Why Small Galleries Are a Vital Force in the Art Ecosystem


Small galleries are the heart of the art world, and are uniquely positioned to unlock direct access to their local art scene. They also play a vital role in shaping the broader art world, providing collectors and institutions with the opportunity to discover and support emerging artists and galleries.

But the costs of running a gallery can be more pronounced for small galleries, where simple administrative costs can become a make-or-break issue. At London-based NıCOLETTı, gallery director Camille Houzé emphasizes that location can also impact the overall budget. Houzé mentions the difficulties that come with running a gallery in the U.K., which is currently dealing with high inflation and Brexit-related issues such as increased shipping costs. These factors have affected what type of installation work the gallery can accomplish: Ambitious, large-scale works require inventive techniques, can come at the cost of the gallery, and can often puzzle collectors. “One of the challenges we face as a young gallery is to support radical practices—or artists working with mediums that collectors are less used to acquiring,” Houzé told Artsy.

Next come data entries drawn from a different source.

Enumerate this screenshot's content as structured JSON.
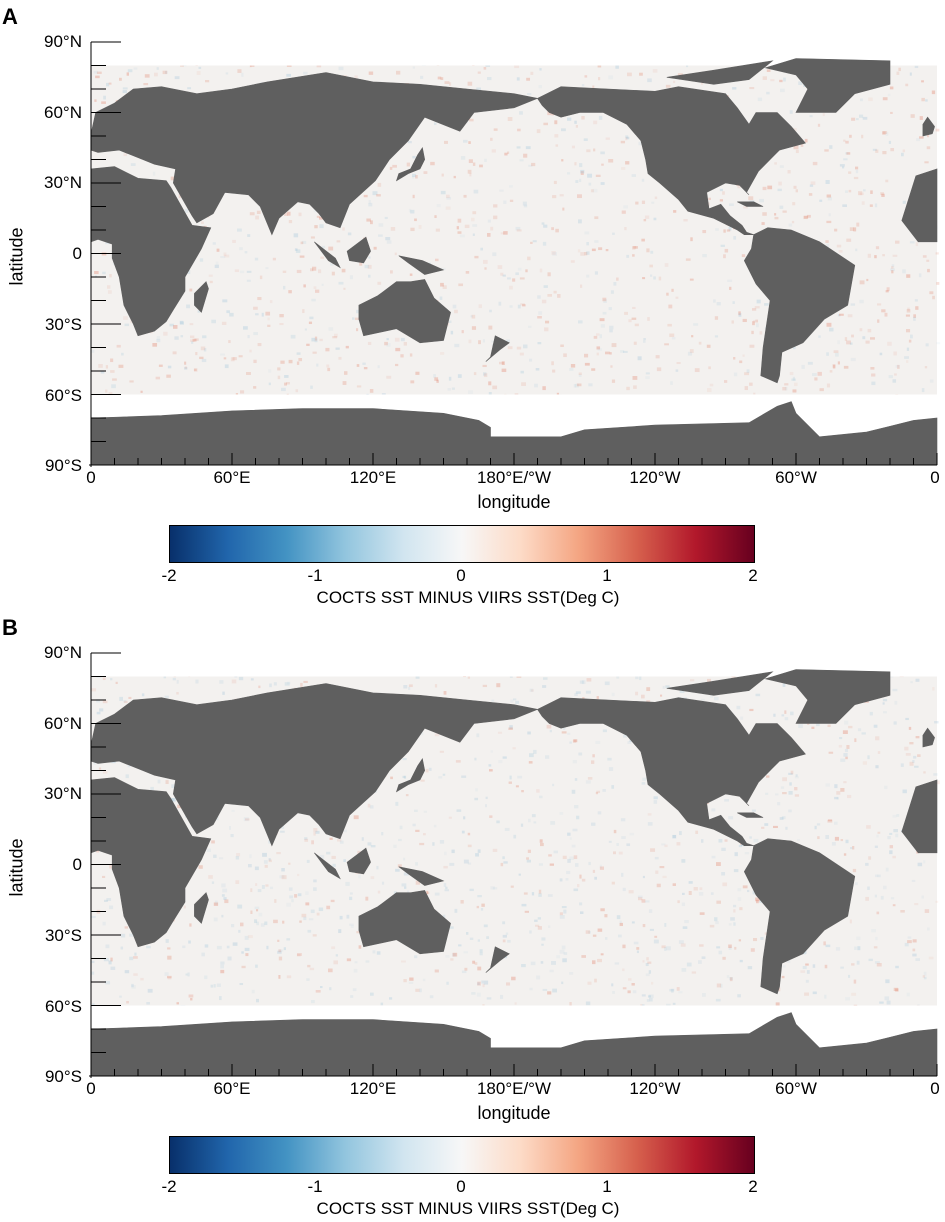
{
  "colors": {
    "land": "#5f5f5f",
    "ocean_base": "#f3f1ef",
    "warm": "#e07a5f",
    "cool": "#9dc3d9",
    "colormap": [
      "#08306b",
      "#2166ac",
      "#4393c3",
      "#92c5de",
      "#d1e5f0",
      "#f7f7f7",
      "#fddbc7",
      "#f4a582",
      "#d6604d",
      "#b2182b",
      "#67001f"
    ]
  },
  "axes": {
    "ylabel": "latitude",
    "xlabel": "longitude",
    "lat_ticks": [
      "90°N",
      "60°N",
      "30°N",
      "0",
      "30°S",
      "60°S",
      "90°S"
    ],
    "lon_ticks": [
      "0",
      "60°E",
      "120°E",
      "180°E/°W",
      "120°W",
      "60°W",
      "0"
    ]
  },
  "colorbar": {
    "title": "COCTS SST MINUS VIIRS SST(Deg C)",
    "ticks": [
      "-2",
      "-1",
      "0",
      "1",
      "2"
    ],
    "range": [
      -2,
      2
    ]
  },
  "panels": [
    {
      "letter": "A"
    },
    {
      "letter": "B"
    }
  ]
}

One of the ways in which this tension can be alleviated for such galleries is to have their emerging artists partner up with multiple galleries, especially larger ones who may be able to support their ambitious installation goals. KJ Freeman of New York–based gallery HOUSING echoed a similar sentiment when discussing her reason for partnering with Karma to support the work of Nathaniel Oliver: Both galleries would get to work with the emerging artist, giving him an increased platform to reach newer collectors.

But for some galleries, building these partnerships, as well as with collectors and the local community, can be difficult. Having a space in a small town without a knowledgeable collector base takes a lot of hard work and optimism to be successful, noted Richard Lally, founder and director of Espace Lally, which is based in Béziers, a commune in southeastern France. “Getting noticed and attracting a steady stream of visitors can be tough, particularly if the gallery is located in a less frequented area or lacks a strong online presence,” he said. Lally is combatting this by working more with a more locally focused program of artists and increasing his online sales to bring in new collectors.

Some galleries are abandoning a brick-and-mortar practice altogether. Curator and gallery director Storm Ascher runs a nomadic practice with Superposition, which stages shows in temporary spaces. “Once considered a niche concept, the nimble model has now permeated art discourse, and I’m very optimistic about this,” said Ascher. “I think this rising generation of gallerists exemplifies a new level of sophistication unparalleled in history.”

Lally echoes Ascher’s points that small galleries are, sometimes out of necessity, creating more flexible spaces as a way to attentively meet the needs of their artists and maintain their business. For Espace Lally, its former brick-and-mortar spaces were ecologically and geopolitically constructed. Lally opened the gallery in Port-au-Prince, Haiti, in 1992, which followed the 1991 coup-d’etat and embargo placed on the country. Its original location closed in 2000 and reopened in 2010, only to be severely damaged by the catastrophic earthquake that year. Espace Lally has begun again in Béziers in 2020, and while the reception to the shows with artists such as Fatima Mazmouz and Laura Labri Laborie have been well received, it has been a long road for the gallery.

Art fairs are another key way for galleries to meet new collectors and institutions. Houzé emphasizes that small galleries tend to exhibit more ambitious works at fairs as they are willing to take a risk on an artist’s vision, while Ascher asserts that larger entities like museums depend on the presence of small galleries in these spaces during the fairs as they are critical sites for discovery.

For example, museum acquisitions made during fairs are often in support of emerging artists, like when the Brooklyn Museum acquired a Diedrick Brackens tapestry from Various Small Fires at Frieze New York in 2019. Small galleries are routinely utilized as a discovery tool, as they are more closely connected to their local art scene.

“Small galleries have historically played a significant role in the art world by providing emerging artists with exhibition opportunities and acting as platforms for experimentation and creativity,” said Lally. “They often have more flexibility in showcasing unconventional and niche art compared to larger, more established institutions.”

Ascher echoes Lally’s position when stating what Superposition’s mission. “Our mission-driven programs are borne out of personal struggles and experiences that have galvanized us to create a transformative impact,” she said. “It’s grounded in a genuine love for the art community, our culture, and a willingness to shoulder the burdens that artists face as they reshape perspectives or reflect their time period.”

Small galleries also tend to forge tighter bonds with their artists. For Houzé, small galleries are a source for discovering new artists and supporting their practices. “A young gallery has the capacity to give voice to artists coming from more diverse backgrounds, as well as to ask questions and promote discourses that may have been sidelined,” he said. “To ensure its sustainability in the future, we need the support of press, collectors and institutions.”